Windows 10 and Ubuntu 15.04 show the same pattern (GTX 650 Ti), they are fresh installs with no additional services running. I’ll post graphs later today showing these timing issues. They are periodic (every few ms) and present when using the vanilla Window class and the stereo.Window class, with a much higher frequency with the latter. My stuff makes more immediate function calls so I figured the bottleneck is there, tried to fix it with C extensions which prompted this thread.

EDIT here is a plot of flip timings running on Ubuntu. I have Win10 data too, but I don’t have a copy on me right now. “Standard” is PsychoPy master branch from a week ago, the others are from the most recent “stereo” branch in my repo. Testing order was randomized, the screen was flipped 1000 times as fast as possible and a single text stimuli was drawn every frame to the left and right buffers where applicable. The display is fixed at 60Hz and there was a 120 frame warm-up period.

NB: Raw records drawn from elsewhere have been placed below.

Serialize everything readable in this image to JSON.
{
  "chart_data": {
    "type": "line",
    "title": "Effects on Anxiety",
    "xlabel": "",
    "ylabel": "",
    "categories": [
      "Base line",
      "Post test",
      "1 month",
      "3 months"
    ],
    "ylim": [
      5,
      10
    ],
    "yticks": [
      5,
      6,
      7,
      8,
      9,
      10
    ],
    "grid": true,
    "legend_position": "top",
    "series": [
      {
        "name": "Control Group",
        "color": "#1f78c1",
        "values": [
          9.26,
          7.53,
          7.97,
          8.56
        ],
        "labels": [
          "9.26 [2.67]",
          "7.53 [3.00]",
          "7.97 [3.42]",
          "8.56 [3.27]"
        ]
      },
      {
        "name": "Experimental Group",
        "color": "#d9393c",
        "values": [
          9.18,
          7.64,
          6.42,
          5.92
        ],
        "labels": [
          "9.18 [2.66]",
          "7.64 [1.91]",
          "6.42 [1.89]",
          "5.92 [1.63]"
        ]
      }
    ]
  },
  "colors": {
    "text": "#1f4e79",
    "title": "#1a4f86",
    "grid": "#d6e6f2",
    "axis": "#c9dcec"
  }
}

You can see there is a weird periodic pattern in timing error. Oddly, the next frame after a ‘delay’ is always displayed early by nearly the same difference the pervious frame was late. Any ideas on what may cause this pattern of results?

I don’t know what’s causing this and I suspect it’s machine-dependent (I’ve certainly get machines where it doesn’t occur). Potentially, for instance, a particular graphics card may do some housekeeping every few frame flips when some memory gets full and this is taking an extra few ms.

The recovery in the frame time in the following frame is exactly what you’d expect if the frame is not dropped but there was a delay reading the clock. The physical flips are occurring at a very regular interval so if you miss-time that flip on one occasion you’ll correct for that on the subsequent occasion.

1 Like

That’s reassuring. I have another machine where the stereo implementation hits 85Hz without missing a frame over a considerable span of time. I was just wondering if implementation was at fault and if anyone had insight. Marked as solved, thanks!